Этот запомнившийся мне эпизод, несмотря на его наивность, я привожу здесь как наглядное выражение того, что составляет неоспоримое преимущество записи – прямого, ничем не искореженного общения слушателя и автора.
А в противовес этому прямому общению можно, допустим, привести попытку знакомства с каким-нибудь сочинением Л.Н. Толстого путем просмотра спектакля, где герои и говорят, и одеты по воле модного режиссера.
Или знакомство, встреча с любимым поэтом, но в обрамлении деталей, свойственных стилю только данного показа.
Все это в наши времена, слава богу, уже не запрещено. Но это и не та дорога, по которой идет человек, желая сам узнать автора или исполнителя.
Действительно, как бы хорошо актер ни декламировал в луче прожекторов стихи, даже плохая запись авторского голоса производит несравненно большее впечатление. Оно живое именно потому, что несет, кроме всего прочего, еще какую-то личную тайну. А говоря языком казенным – ценнейшую дополнительную информацию.
То же самое – при исполнительском искусстве. Оказавшись с трудом и значительными материальными потерями в Большом зале консерватории на желанном концерте любимого долгожданного гастролера, как часто мы, недоучки и циники, замечаем прикрытые мокрые глаза настоящих слушателей.
Попробуйте спросить – вас пожалеют. Но коли вы не поняли, объяснять не станут. Скорее всего, посочувствуют. Да слышащий – услышит…
И в этом – бессмертная ценность настоящей записи. Этого ничем на свете, ни в какие времена подменить нельзя.
Люди и мифы
В Ялте у Паустовского
Паустовский входил в ялтинскую кофейную в кепке и промокшем плаще, щурясь, протирал очки, а за его именем в воображении людей – и тех, кто шел ему навстречу по набережной, и тех, кто прятался от дождя в этом кафе, – уже стоял легендарный, неподвластный удару смерти образ писателя и человека, дерзнувшего в своей жизни и сочинениях всегда оставаться на стороне добра, справедливости и надежды.

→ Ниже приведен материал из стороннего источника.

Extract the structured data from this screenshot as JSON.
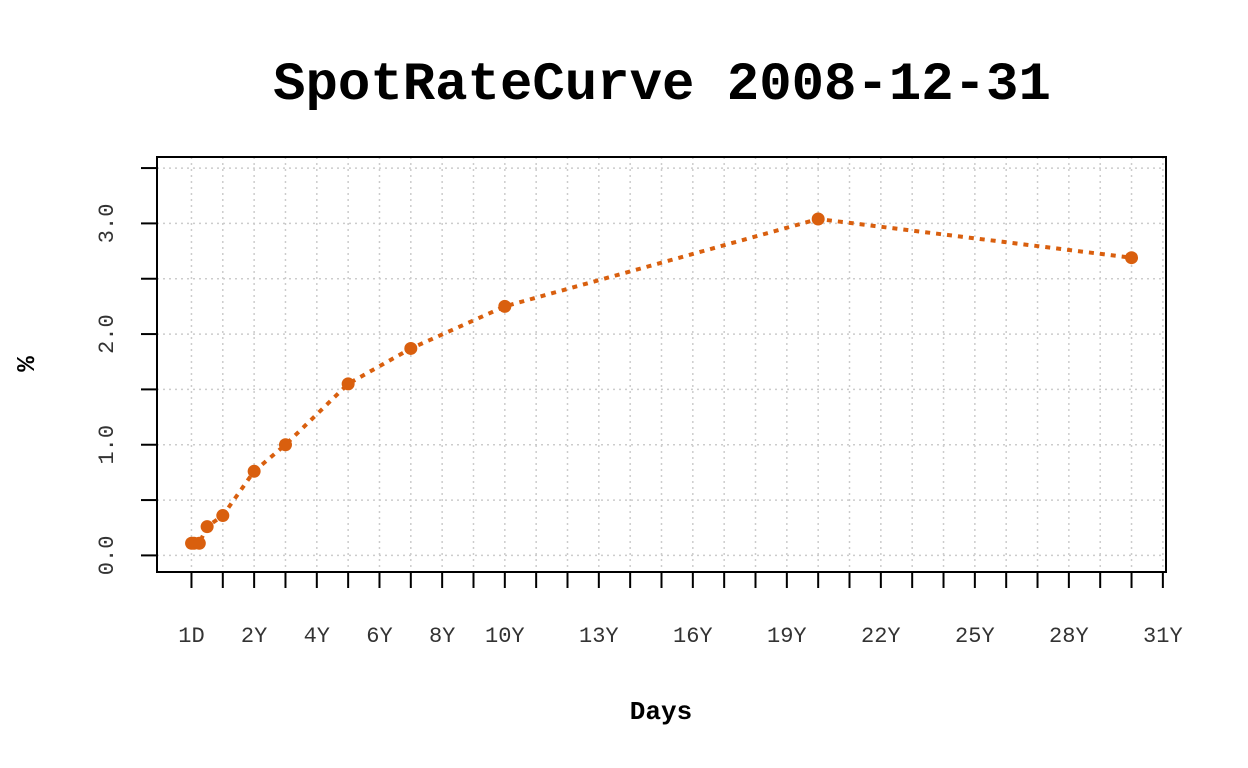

В хаосе изломанного войнами, разрухой, голодом времени, в толпах ничем не приметных людей он находил то, что позволяет человеку сохранять достоинство, веру и силы для борьбы. И в этом упрямом отборе художника прежде всего было желание выставить на всеобщее обозрение то самое драгоценное, что должно оставаться и остается в иных людях, какие бы испытания ни выпадали на их долю.
Своим неторопливым повествованием, где всякая мелочь, каждое описание проникнуты ясным человеческим взором, Паустовский как бы заставлял читателя оглянуться на мир, на время, на людей, на себя.
Легенда о Паустовском задолго до его смерти была настолько определённа и властна, что постепенно поглощала и ежедневные будничные события его жизни, придавая им особое значение и смысл. В представлении людей он был больше, необыкновеннее и неизмеримо загадочнее, чем на самом деле. Когда в том же кафе на набережной кто-то из официанток, не удержавшись, сообщал своим клиентам его имя, указывая туда, где он сидел, люди, забыв приличия, поворачивались с такими распахнутыми вовсю глазами, точно им предстояло охватить взглядом гору.
Смерть не отняла ни единого слова из того, что составляет вместе со всеми сочинениями легенду Паустовского.
Он остался в своем лирическом герое, в памяти людей и во множестве добрых земных дел.
Но с ним ушло то, что было самым удивительным для современников, – неповторимое, живое единство несовместимых черт. Соединение глубокой человеческой доброты и несгибаемой воли, старческой фигуры и безупречной элегантности, флотской тельняшки и профессорских очков. В любом пересказе все это распадается на слова, на примеры и тотчас теряет то обаяние, которым сразу же покорял Паустовский. Та особенная, упрямая определенность, которая есть в отборе материала, событий и самих слов писателя, была ощутима и в поведении и просто во внешнем облике Паустовского.
Всегда подтянутый и, несмотря на годы, какой-то юношески свежий, он производил впечатление человека, что называется, в приподнятом расположении духа. Притом далеко не во всех случаях настроение было праздничным и лучезарным, но ощущение внутреннего накала, темперамента оставалось неизменно.
Однако это не было то данное свыше соединение, где все сходится и совпадает само собой.
Обостренное внимание ко всему окружающему, постоянная внутренняя собранность, вечные преодоления недомоганий, усталости и житейских невзгод скрывались за каждым движением Паустовского.
Вопреки завидной репутации любимца, баловня судьбы, Паустовскому всё, и сама эта судьба, давалось трудно.
Человек крайне вспыльчивый, мгновенно увлекающийся, он, скорее, находился в какой-то постоянной борьбе с самим собой и с тем, что в данный момент предъявлял ему ход событий. Но борьба эта шла в том единственном направлении, которое определяло всю жизнь и творчество Константина Георгиевича.